A force de références en bien ou en mal, mais surtout en bien : puissance industrielle, économique, écologique, n’est-on pas en train de susciter de nouvelles vocations en germanophobie ? Car la mémoire est encore vivante chez un grand nombre d’entre nous, ceux qui ont connu les guerres et ceux qui se les ont fait raconter, navrés au fond d’eux-mêmes de découvrir que contrairement à toutes les lois de l’histoire, le bonheur va aux vaincus. 

 Si on regarde de près en essayant de mettre de côté les préjugés, bonheur est un bien grand mot. Si l’Allemagne n’est pas un enfer, elle est loin d’être un paradis. 

 Un énorme cigare à la bouche, son air arrogant traverse le verre fumé de la grosse cylindrée. Elle, imposante, la natte blonde régulièrement tressée tombant au milieu du dos, descend le vallon en compagnie de vaches propres comme des sous neufs. Images de la Germanie éternelle dans l’esprit de beaucoup, et pas seulement de ceux qui ont connu la guerre ou à qui on l’a racontée. Ajoutez-y l’industrie lourde, tout est lourd en Allemagne, la grotesque fête de la bière, les saucisses bien grasses, la grosse Bertha et le comique troupier de la septième compagnie, vous avez un cocktail tout à fait compatible avec la ritournelle des annonces qu’on nous assène tous les matins comme quoi là-bas tout réussit, ils sont plus forts que nous. Un peu dans l’esprit des commentaires avant match : les français jouent dans la finesse, l’initiative, l’inspiration, leurs adversaires sont balourds, sans grâce, seulement attention ils sont costauds. France David contre Goliath germain. Astérix rusé contre soldatesque romaine.
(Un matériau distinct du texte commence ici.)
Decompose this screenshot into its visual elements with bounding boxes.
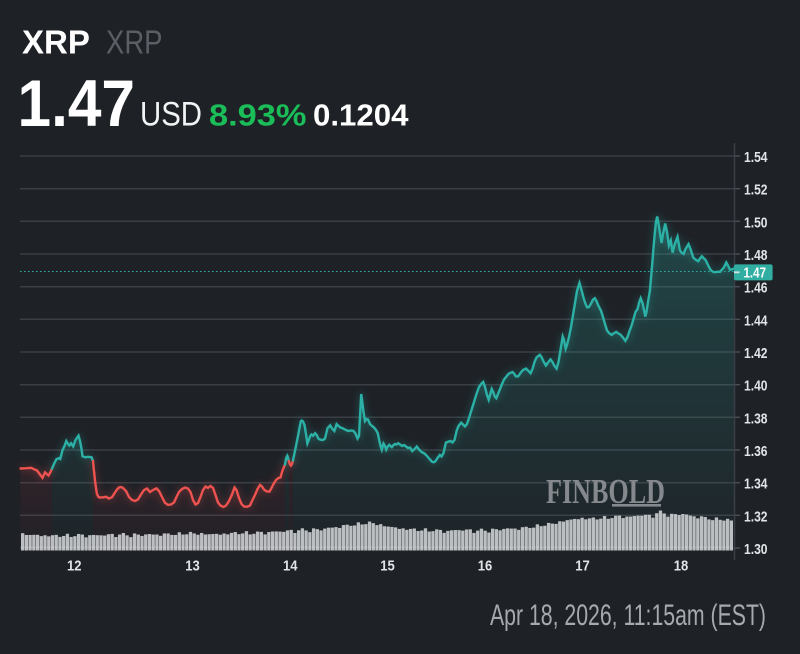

Si tous les français ne sont pas aussi rusés que le petit gaulois, les allemands casqués en costume noir et tête de mort sont rares aujourd’hui outre-Rhin, et quand il y en a, ils sont recherchés par la police. 

 Il ne s’agit pas d’oublier le passé, oh que non ! Je comprends les réticences à voyager en Allemagne de ceux dont parents ou grands parents ont souffert, ou pire. Vladimir Jankélévitch dont j’admire la profondeur de la pensée (L’ironie, La mort…) disait que la philosophie allemande ne l’intéressait plus. Je comprends. Ce sont des choses qu’on ne discute pas. Dans ma famille, il n’y eut aucune victime du génocide. 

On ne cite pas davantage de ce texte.